Impact of inflation on SIP investments
Suppose an investor wants to invest in mutual funds via SIP. He starts investing Rs. 6,760 per month via SIP with an 8% annual rate, hoping to accumulate a corpus of Rs. 5 lakhs in 5 years. However, inflation also grows at 3% annually. In this scenario, the real value of this investment gets reduced by the same percentage. Thus, the investor must earn inflation-beating returns to meet the target corpus.
Dealing with inflation and reducing its impact on SIP investments
- Diversify your portfolio with different types of equity funds
Invest in SIP equity funds that offer exposure to different companies and sectors, such as healthcare, banking, and technology, to reduce the vulnerability of your investments to inflation. You can choose to invest in ELSS (Equity Linked Savings Scheme) funds, also known as diversified equity funds, which not only offer capital appreciation but also provide tax benefits.
Besides equity, try to diversify your portfolio with debt, gold funds, real estate mutual funds, and other securities. This diversification strategy helps to mitigate the effects of inflation and can enhance the overall performance of your SIP investments.
- Invest for long term
A long-term approach gives your money more time to grow and benefit from the power of compounding. Compounding allows you to earn not just on your principal investment but also on the returns it accumulates over time. This helps you increase your overall returns and balance out the effects of inflation. Sip calculator can help you to measure your sip returns according to market conditions.

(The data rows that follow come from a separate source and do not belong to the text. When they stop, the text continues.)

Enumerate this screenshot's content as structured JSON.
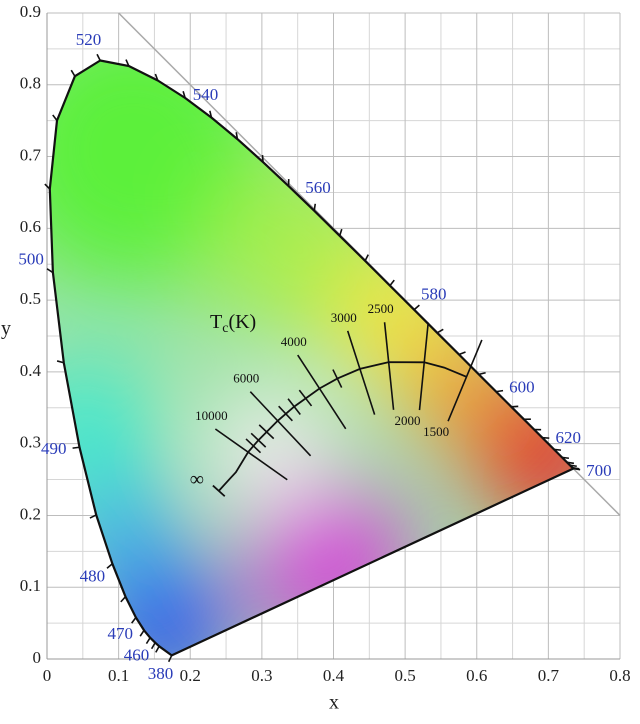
{
  "chart_data": {
    "type": "chromaticity",
    "x_label": "x",
    "y_label": "y",
    "xlim": [
      0,
      0.8
    ],
    "ylim": [
      0,
      0.9
    ],
    "xticks": [
      0.0,
      0.1,
      0.2,
      0.3,
      0.4,
      0.5,
      0.6,
      0.7,
      0.8
    ],
    "yticks": [
      0.0,
      0.1,
      0.2,
      0.3,
      0.4,
      0.5,
      0.6,
      0.7,
      0.8,
      0.9
    ],
    "xminor": [
      0.05,
      0.15,
      0.25,
      0.35,
      0.45,
      0.55,
      0.65,
      0.75
    ],
    "yminor": [
      0.05,
      0.15,
      0.25,
      0.35,
      0.45,
      0.55,
      0.65,
      0.75,
      0.85
    ],
    "grid": true,
    "spectral_locus": {
      "wavelengths": [
        380,
        450,
        455,
        460,
        465,
        470,
        475,
        480,
        485,
        490,
        495,
        500,
        505,
        510,
        515,
        520,
        525,
        530,
        535,
        540,
        545,
        550,
        555,
        560,
        565,
        570,
        575,
        580,
        585,
        590,
        595,
        600,
        605,
        610,
        615,
        620,
        630,
        640,
        650,
        660,
        680,
        700
      ],
      "x": [
        0.1741,
        0.1566,
        0.151,
        0.144,
        0.1355,
        0.1241,
        0.1096,
        0.0913,
        0.0687,
        0.0454,
        0.0235,
        0.0082,
        0.0039,
        0.0139,
        0.0389,
        0.0743,
        0.1142,
        0.1547,
        0.1929,
        0.2296,
        0.2658,
        0.3016,
        0.3373,
        0.3731,
        0.4087,
        0.4441,
        0.4788,
        0.5125,
        0.5448,
        0.5752,
        0.6029,
        0.627,
        0.6482,
        0.6658,
        0.6801,
        0.6915,
        0.7079,
        0.719,
        0.726,
        0.73,
        0.7334,
        0.7347
      ],
      "y": [
        0.005,
        0.0177,
        0.0227,
        0.0297,
        0.0399,
        0.0578,
        0.0868,
        0.1327,
        0.2007,
        0.295,
        0.4127,
        0.5384,
        0.6548,
        0.7502,
        0.812,
        0.8338,
        0.8262,
        0.8059,
        0.7816,
        0.7543,
        0.7243,
        0.6923,
        0.6589,
        0.6245,
        0.5896,
        0.5547,
        0.5202,
        0.4866,
        0.4544,
        0.4242,
        0.3965,
        0.3725,
        0.3514,
        0.334,
        0.3197,
        0.3083,
        0.292,
        0.2809,
        0.274,
        0.27,
        0.2666,
        0.2653
      ]
    },
    "wavelength_labels": [
      380,
      460,
      470,
      480,
      490,
      500,
      520,
      540,
      560,
      580,
      600,
      620,
      700
    ],
    "planck_label": {
      "symbol": "T",
      "subscript": "c",
      "unit": "(K)"
    },
    "infinity_label": "∞",
    "planckian_locus": {
      "x": [
        0.2399,
        0.2565,
        0.2637,
        0.2807,
        0.2952,
        0.3221,
        0.3451,
        0.3805,
        0.4053,
        0.4369,
        0.477,
        0.5267,
        0.5546,
        0.5857
      ],
      "y": [
        0.2342,
        0.2525,
        0.2603,
        0.2883,
        0.3048,
        0.3318,
        0.3516,
        0.3768,
        0.3907,
        0.4041,
        0.4137,
        0.4133,
        0.406,
        0.3931
      ]
    },
    "isotherms": {
      "temperatures": [
        10000,
        6000,
        4000,
        3000,
        2500,
        2000,
        1500
      ],
      "x": [
        0.2807,
        0.3221,
        0.3805,
        0.4369,
        0.477,
        0.5267,
        0.5857
      ],
      "y": [
        0.2883,
        0.3318,
        0.3768,
        0.4041,
        0.4137,
        0.4133,
        0.3931
      ]
    },
    "minor_isotherms": {
      "x": [
        0.288,
        0.2952,
        0.3064,
        0.333,
        0.3451,
        0.3608,
        0.4053
      ],
      "y": [
        0.297,
        0.3048,
        0.3166,
        0.342,
        0.3516,
        0.3636,
        0.3907
      ]
    }
  }
}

SIP method of mutual funds also takes advantage of rupee cost averaging, where you invest regularly, irrespective of the market level. This strategy helps you buy fewer units when markets are high and more units when prices are low. Over time, your average cost per unit reduces, which in turn helps to maximise your potential returns.
- Step up SIP
Step-up SIP facility allows for an automatic increase in SIP instalments at predetermined intervals, thereby helping investors to adjust to inflation. For instance, if you invest in an SIP mutual fund that provides a 10% return on investment, but the inflation rate is at 3%, the net return rate is only 7%. By using the step-up SIP facility, you can adapt to inflation and increase the investment amounts accordingly to maintain the purchasing power of your savings.
To wrap up
Inflation impacts your systematic investment plan both on the way in (i.e., value of money invested) and on the way out (i.e., purchasing power of returns). So, you, as an investor, must account for inflation while planning your investment portfolio. Seek advice from a financial advisor who can help you plan your portfolio as per market trends and inflation to support your long-term goals.